After creating your application, by default, Astro is used as the page development framework. It is a Static Site Generator (SSG) framework that pre-renders the initial screen content of your page as HTML to speed up your page loading. In Astro, besides using the .astro template to develop your pages, you can also use any framework such as Vue3, React, Preact, Svelte, Solid, Alpine, Lit, etc., to develop your pages.

The “drawback” of SSG frameworks is that not all code runs in the browser; some code may be pre-rendered. If you use browser-specific APIs in this code, issues may arise. If you find this cautious handling cumbersome for your complex application, you can ensure your components are always rendered in the browser by adding the client:only directive in your .astro file.

<!-- This component will always be rendered in the browser and not pre-rendered -->
<MyReactComponent client:only />

If you are developing a complex application and want to build a regular Single Page Application (SPA), you can treat Astro as a typical Vite application for development.

You can simply consider your /src/pages/index.astro as index.html and then include your main entry file by adding <script type="module" src="/src/main.ts"></script> to it.

Within this setup, you can do anything.

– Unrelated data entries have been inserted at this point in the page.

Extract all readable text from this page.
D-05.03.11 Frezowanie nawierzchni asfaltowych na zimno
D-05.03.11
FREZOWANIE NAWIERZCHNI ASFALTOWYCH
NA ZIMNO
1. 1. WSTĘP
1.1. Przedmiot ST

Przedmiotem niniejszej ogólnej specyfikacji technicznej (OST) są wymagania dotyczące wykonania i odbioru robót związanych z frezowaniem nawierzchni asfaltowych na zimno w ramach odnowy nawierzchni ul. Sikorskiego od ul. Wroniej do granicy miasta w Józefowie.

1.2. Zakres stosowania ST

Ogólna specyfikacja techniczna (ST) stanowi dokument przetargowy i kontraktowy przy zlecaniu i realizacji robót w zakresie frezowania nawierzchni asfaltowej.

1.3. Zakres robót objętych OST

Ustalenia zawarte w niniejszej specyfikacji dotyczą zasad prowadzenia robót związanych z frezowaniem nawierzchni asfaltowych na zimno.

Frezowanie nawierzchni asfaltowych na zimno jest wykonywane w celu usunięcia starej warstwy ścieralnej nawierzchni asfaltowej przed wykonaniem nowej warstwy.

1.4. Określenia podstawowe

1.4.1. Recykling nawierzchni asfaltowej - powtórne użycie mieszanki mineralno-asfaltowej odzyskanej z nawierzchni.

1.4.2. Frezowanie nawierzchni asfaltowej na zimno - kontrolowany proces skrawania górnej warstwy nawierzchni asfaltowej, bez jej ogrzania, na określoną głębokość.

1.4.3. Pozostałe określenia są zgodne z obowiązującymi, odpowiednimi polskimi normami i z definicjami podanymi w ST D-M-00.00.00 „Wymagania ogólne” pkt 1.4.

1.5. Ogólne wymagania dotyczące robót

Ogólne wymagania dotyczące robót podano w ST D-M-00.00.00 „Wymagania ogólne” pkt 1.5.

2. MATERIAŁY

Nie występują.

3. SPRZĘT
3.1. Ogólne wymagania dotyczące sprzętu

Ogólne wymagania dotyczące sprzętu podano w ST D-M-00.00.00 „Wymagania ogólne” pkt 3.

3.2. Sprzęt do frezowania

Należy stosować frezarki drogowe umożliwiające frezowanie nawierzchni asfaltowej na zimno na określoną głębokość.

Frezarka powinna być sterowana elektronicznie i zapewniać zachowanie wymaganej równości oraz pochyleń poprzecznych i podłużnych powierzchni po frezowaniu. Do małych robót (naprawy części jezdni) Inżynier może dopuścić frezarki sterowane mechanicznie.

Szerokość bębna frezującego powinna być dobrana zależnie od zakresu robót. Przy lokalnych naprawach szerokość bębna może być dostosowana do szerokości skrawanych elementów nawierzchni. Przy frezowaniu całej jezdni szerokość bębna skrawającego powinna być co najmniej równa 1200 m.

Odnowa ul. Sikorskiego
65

For example, if you are a Vue 3 developer, you can install Vue and use Vue Router in /src/main.ts.

You can even mix both approaches, developing the main parts in an SPA manner and using Astro for features that are more display-oriented with light interactivity. You can think of Astro as a Vite with multiple page versions.

Electron

On the Electron official website or in some articles, we often see Electron functionality being used in the following way:

import { app } from "electron";
app.whenReady();

However, in Milkio, you should rewrite it as follows:

electron.app.whenReady();

This is because we reduce the application size through bundling and enhance performance by compressing the code, bundling all dependencies together.

However, Electron is a “special” dependency. Importing it in the former way will result in Electron being bundled, leading to errors during distribution.

Assets

Electron Forge packages your source code into asar format files, which efficiently run on systems with slow I/O (such as Windows).

Sometimes, we need to carry certain resources and want them to be stored in the file system as they are, rather than being packed into asar. For example, icons, executable files, etc.

You can place these resources in the /assets directory and in your code, you can obtain the absolute path of a resource using the following method:

import { join } from "node:path";
import { configMilkio } from "/src/config/milkio";
const assetsPath = join(configMilkio.assets(), "your-asset.png");

Distribution

You can distribute your application by running the bun run build command. The packaged installation package of your application will be stored in the /out directory.

In this process, we utilize Electron Forge, which is the tool introduced by Electron for packaging and distribution.